Today was, by all accounts, a good day for the Prime Minister. The vast majority of media commentators agree that he did well at PMQs and his attacks hit home against a distinctly wobbly David Cameron. Even his smile didn’t seem so scary, Nick Robinson put it in his blog as a positive!
Yet already it looks like that smile’s going to fade. Tomorrow’s FT will report that according to its study of Office of National Statistics figures, manufacturing has declined more under Labour since 1997 than it did under Margaret Thatcher. At the same time, the fortunes of bankers and real estate agents (seen now as the baddies) improved.
That’ll be disheartening to Labour’s MPs, who relished the class based attacks of Gordon Brown’s swinging “they make policy on the playing fields of Eton” attack on the Tories today. Labour wants to be the party of industry, and Mr Brown has taken such pride in his economic decisions. To be criticised for his economic policy from the beginning of the Labour government will be a heavy blow.
It also raises questions of the efficacy of Labour’s dividing lines and how they are going to present their economic legacy before the credit crunch. It has previously been presented in rosy terms – American credit markets were held at fault.

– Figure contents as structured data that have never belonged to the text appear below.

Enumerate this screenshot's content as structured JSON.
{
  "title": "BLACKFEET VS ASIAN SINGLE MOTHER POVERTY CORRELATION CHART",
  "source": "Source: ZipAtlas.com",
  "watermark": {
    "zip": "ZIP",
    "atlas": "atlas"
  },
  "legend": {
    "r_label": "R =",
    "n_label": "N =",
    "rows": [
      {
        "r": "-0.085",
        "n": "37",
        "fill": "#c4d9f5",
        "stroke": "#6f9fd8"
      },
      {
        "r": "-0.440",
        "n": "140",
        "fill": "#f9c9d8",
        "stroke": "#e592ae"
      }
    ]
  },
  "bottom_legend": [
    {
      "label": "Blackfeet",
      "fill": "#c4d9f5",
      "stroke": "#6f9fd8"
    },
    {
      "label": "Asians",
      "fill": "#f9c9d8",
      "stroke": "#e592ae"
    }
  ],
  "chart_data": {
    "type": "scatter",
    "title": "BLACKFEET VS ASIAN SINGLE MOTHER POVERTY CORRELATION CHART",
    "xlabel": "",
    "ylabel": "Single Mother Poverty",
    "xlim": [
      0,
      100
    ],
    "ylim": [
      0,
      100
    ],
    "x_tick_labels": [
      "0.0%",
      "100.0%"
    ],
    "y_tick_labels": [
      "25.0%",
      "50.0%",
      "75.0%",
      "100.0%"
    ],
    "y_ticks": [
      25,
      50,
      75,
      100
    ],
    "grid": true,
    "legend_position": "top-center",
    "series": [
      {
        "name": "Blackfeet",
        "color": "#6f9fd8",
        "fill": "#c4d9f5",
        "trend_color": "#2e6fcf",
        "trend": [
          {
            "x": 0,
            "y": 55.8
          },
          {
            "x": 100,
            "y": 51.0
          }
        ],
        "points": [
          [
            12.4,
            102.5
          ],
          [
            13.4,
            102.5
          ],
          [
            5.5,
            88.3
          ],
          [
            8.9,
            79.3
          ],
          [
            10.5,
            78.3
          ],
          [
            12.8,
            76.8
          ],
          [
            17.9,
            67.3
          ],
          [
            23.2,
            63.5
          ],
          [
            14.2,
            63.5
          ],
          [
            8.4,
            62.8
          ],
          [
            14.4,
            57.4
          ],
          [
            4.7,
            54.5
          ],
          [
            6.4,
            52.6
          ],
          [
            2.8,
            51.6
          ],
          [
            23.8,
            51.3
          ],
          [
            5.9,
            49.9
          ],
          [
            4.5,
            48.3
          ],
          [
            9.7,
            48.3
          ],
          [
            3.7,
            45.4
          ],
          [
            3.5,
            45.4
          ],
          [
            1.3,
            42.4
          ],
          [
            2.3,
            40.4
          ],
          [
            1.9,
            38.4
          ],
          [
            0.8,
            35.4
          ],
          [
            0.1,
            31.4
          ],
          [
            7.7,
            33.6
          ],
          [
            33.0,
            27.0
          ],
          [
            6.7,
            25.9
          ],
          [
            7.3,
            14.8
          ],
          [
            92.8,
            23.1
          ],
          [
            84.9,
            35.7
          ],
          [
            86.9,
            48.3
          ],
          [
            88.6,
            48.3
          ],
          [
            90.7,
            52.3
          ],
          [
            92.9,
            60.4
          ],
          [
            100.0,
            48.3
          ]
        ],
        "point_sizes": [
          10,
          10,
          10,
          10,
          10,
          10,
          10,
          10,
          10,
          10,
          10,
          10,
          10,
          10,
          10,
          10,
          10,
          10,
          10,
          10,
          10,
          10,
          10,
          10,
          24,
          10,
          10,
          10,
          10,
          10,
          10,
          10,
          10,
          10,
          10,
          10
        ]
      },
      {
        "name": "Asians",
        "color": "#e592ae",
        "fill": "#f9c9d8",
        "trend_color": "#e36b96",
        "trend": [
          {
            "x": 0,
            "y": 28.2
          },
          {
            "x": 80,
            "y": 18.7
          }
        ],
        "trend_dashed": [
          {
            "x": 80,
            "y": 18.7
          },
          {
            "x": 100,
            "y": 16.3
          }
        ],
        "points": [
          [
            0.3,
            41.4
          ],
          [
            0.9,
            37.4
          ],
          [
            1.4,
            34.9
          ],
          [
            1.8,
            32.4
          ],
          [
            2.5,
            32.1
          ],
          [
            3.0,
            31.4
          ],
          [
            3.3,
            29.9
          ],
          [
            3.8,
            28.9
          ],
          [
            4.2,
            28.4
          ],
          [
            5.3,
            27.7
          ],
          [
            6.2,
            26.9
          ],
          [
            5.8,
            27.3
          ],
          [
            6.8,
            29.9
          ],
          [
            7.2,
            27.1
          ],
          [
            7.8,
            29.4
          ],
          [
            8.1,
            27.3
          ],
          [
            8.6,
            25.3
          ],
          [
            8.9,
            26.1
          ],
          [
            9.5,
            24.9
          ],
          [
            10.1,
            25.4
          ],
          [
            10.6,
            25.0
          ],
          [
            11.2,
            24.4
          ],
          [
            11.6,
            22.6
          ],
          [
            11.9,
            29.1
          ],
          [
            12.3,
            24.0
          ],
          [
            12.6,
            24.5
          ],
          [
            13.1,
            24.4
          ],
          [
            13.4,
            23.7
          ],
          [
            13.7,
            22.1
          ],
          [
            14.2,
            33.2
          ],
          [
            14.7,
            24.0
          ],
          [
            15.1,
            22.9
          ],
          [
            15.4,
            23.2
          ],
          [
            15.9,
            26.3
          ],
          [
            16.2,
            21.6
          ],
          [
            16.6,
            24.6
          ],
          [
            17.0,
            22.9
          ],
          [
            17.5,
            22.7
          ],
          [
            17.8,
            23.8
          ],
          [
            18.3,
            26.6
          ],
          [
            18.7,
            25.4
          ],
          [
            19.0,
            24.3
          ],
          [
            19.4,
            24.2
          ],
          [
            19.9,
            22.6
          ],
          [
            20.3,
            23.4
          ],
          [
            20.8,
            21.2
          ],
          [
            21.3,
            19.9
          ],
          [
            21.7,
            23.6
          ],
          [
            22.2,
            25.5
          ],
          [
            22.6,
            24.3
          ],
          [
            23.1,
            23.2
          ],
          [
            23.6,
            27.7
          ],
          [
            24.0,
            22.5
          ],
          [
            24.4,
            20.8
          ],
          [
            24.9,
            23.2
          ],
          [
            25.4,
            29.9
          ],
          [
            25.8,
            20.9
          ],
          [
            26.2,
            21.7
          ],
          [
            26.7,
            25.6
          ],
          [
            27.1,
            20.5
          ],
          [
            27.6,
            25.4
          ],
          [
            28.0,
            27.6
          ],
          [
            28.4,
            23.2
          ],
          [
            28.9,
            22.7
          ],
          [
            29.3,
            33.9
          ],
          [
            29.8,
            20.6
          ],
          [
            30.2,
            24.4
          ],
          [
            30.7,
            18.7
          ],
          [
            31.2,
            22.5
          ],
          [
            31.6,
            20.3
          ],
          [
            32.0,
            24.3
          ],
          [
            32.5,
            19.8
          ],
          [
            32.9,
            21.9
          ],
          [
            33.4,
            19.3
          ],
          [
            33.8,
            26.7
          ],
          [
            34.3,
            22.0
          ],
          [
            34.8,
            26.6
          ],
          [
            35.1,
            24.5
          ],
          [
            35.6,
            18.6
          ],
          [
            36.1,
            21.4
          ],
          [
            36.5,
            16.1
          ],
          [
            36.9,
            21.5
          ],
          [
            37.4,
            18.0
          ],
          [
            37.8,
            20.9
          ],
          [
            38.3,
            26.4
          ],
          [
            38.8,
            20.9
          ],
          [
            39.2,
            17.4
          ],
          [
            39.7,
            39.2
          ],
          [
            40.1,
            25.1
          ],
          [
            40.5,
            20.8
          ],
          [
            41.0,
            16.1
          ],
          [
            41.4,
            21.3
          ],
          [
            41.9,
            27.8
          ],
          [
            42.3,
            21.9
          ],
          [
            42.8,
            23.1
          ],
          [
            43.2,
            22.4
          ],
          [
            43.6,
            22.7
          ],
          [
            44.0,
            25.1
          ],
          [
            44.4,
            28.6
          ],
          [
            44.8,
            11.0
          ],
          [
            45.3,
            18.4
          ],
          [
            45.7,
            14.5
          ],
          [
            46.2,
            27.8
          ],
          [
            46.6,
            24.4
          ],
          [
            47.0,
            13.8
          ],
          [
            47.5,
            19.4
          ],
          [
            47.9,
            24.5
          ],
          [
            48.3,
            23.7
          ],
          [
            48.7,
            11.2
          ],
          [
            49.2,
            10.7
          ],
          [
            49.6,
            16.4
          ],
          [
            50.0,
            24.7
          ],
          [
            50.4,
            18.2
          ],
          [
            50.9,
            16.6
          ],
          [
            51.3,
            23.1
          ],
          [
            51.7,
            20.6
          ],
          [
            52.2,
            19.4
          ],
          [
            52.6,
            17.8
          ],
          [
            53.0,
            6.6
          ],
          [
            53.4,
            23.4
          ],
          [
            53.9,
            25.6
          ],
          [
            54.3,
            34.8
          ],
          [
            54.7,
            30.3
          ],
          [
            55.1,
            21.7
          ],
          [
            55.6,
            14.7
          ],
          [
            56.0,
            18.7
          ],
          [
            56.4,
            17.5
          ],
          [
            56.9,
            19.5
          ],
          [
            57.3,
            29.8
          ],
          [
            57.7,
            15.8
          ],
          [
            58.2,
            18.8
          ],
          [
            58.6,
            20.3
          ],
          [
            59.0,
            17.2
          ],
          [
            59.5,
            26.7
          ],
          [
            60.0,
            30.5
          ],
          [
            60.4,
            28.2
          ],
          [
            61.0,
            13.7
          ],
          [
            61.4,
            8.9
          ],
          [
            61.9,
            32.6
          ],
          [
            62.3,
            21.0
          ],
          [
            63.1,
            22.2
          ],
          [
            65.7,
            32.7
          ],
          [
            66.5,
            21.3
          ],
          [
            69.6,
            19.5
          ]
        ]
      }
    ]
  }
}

Tomorrow’s story by the FT will shine a different light on a legacy already apparently tarnished by what some (not just the opposition) have deemed too high levels of public spending and debt.
If the Tories were making their policies on the playing fields of Eton, Labour were making theirs on the plazas of the City of London. This is a long way away from the collieries and steel mills of Labour’s self-image.
PS. You’ve got to assume when you see the FT leading with stories like this that, come the election, they’re not going to back Labour (they have done since 1992).